Landlords are rushing to offload property ahead of the Renters Rights Act coming into force on Friday, claiming the legislation is “the final straw” in a market that is no longer commercially viable.
Kent and London law firm Thackray Williams says its litigation team has had a wave of last-minute instructions from landlords who want to issue Section 21 ‘no fault’ eviction notices for their entire buy-to-let portfolios and beat the 1st May deadline.
The result, the firm’s conveyancing team says, will be a wave of houses and flats flooding the market.
Conveyancing partner Claire Josef said: “We’re anticipating increased instructions for our conveyancing team as these landlords put their properties on the market as soon as they are able, which in turn could negatively impact property prices, particularly in areas that have traditionally had a strong rental sector.”
Under the Renters Rights Act, all assured shorthold tenancies (ASTs) will be abolished and replaced with periodic assured tenancies. If a valid Section 21 notice is served before 1st May, the tenancy will remain an AST until the landlord obtains possession and the tenancy ends, the notice lapses, or a judge decides the notice is invalid.
Mustafa Sidki, contentious construction litigation partner at Thackray Williams, explained: “While many landlords have planned ahead for this, we are seeing a significant number of last-minute applications to serve Section 21 notices by Thursday from landlords who have decided property investment is now too challenging to be viable.”
With fixed rate mortgage deals coming to an end, new reporting obligations introduced by Making Tax Digital, and changes to energy performance certificates introduced by the new Decent Homes Standard, many landlords have decided to cut their losses, Sidki added.
“The changes being introduced by The Renters’ Rights Act this Friday mean it will take longer and cost more for a landlord to regain possession of a rental property.
“This reduced flexibility is causing many landlords to rethink their investment strategies, especially as other factors mean they are facing reduced – and even negative cashflow – while also facing increased admin and responsibilities.
“Many portfolios are no longer commercially viable due to landlords losing the ability to deduct full mortgage interest from rental income (under Section 24 of the Finance Act) and the introduction of an additional 2% tax on income from property by Rachel Reeves in her November 2025 budget.

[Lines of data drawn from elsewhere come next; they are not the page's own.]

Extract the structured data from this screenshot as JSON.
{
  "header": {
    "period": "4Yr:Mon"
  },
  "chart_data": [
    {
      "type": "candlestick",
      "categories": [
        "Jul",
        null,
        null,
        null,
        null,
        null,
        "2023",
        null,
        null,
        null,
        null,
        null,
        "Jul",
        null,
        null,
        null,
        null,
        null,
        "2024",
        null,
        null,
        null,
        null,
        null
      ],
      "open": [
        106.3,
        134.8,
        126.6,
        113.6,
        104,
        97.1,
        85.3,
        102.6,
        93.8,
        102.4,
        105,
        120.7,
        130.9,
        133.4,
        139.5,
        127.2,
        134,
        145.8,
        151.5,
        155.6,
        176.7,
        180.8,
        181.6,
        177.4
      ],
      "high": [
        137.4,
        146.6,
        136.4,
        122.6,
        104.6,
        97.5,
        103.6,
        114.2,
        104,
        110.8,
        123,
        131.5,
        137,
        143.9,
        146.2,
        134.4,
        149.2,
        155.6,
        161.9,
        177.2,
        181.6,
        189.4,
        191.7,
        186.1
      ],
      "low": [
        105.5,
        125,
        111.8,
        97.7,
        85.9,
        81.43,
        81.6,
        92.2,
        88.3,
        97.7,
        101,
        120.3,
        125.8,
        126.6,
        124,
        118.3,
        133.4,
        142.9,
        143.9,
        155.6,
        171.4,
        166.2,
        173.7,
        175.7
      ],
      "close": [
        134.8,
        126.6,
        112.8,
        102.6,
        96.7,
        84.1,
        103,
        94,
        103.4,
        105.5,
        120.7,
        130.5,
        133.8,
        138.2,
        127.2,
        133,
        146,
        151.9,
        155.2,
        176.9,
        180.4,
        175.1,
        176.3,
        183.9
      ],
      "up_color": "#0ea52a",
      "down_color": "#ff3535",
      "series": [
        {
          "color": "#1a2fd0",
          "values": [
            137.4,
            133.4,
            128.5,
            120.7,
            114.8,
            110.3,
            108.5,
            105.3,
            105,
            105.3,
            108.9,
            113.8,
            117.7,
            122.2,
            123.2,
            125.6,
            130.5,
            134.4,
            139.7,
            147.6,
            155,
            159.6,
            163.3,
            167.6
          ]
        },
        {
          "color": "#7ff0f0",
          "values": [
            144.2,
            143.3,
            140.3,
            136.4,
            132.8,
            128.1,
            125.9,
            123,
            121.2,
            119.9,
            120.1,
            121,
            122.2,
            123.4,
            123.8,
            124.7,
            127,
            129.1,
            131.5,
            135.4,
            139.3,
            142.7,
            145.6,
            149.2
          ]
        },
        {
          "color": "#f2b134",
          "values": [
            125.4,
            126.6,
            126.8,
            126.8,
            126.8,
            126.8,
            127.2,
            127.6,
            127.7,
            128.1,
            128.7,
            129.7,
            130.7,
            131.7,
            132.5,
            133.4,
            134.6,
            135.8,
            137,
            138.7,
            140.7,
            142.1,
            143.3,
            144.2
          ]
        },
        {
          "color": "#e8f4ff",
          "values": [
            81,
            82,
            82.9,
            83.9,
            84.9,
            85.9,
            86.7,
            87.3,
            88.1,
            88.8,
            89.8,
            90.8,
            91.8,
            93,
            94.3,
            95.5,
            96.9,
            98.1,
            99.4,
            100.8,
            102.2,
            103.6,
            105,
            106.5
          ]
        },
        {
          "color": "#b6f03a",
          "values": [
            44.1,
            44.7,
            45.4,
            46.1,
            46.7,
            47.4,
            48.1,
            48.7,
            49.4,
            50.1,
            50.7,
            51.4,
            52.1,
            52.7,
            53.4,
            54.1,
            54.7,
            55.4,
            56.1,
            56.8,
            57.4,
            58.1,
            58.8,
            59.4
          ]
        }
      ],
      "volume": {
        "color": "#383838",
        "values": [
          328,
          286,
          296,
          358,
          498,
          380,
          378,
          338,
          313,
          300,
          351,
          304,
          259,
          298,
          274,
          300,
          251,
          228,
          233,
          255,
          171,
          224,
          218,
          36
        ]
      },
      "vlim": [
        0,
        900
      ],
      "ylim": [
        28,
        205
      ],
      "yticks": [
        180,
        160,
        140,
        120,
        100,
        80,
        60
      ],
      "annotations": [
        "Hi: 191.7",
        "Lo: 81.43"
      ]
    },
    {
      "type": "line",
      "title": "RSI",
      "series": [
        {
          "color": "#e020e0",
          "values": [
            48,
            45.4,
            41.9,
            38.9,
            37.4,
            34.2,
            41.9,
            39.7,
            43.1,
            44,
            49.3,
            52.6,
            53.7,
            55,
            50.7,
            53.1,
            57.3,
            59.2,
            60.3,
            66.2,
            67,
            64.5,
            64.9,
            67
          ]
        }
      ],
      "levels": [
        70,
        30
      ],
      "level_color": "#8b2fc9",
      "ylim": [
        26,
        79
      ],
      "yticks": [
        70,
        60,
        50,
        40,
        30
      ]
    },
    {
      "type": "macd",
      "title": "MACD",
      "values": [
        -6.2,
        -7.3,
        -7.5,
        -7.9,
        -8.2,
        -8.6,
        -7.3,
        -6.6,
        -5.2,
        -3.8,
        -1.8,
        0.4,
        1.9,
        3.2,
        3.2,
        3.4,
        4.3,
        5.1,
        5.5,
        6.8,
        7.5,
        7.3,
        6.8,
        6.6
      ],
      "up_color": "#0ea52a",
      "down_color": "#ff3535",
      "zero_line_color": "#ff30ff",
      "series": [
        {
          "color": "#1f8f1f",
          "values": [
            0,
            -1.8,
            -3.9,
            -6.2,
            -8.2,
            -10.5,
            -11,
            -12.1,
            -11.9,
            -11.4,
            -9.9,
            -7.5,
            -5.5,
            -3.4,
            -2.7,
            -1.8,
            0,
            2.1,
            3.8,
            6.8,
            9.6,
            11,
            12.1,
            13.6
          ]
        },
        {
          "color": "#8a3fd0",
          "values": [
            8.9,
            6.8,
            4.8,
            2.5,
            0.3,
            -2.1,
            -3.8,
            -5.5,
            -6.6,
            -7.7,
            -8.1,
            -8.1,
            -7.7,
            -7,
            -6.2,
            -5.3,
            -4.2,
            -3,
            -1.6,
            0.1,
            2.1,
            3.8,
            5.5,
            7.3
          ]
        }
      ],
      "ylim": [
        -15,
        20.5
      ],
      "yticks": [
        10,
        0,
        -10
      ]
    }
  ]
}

“Additionally, fixed-rate buy-to-let mortgages of 1-2% are coming to an end this year, with new re-finance rates of 5-6% being offered, while the costs of maintaining properties, insurance premiums and local authority licensing fees have all risen this year due to inflation.
“For flat owners, service charges are also going up a lot due to inflation. Whilst service charges can be challenged, freeholders are saying that their own costs are increasing and thus the increases would be deemed reasonable.
“On top of this, landlords now have additional admin with the requirement of quarterly income returns introduced under Making Tax Digital at the beginning of this month.
“With many landlords facing costly upgrades to bring their properties up to EPC C by 2030 under the Decent Homes Standard 2026, many of them are saying the finances simply no longer add up and are rushing to beat the legislation to be able to divest their portfolios.”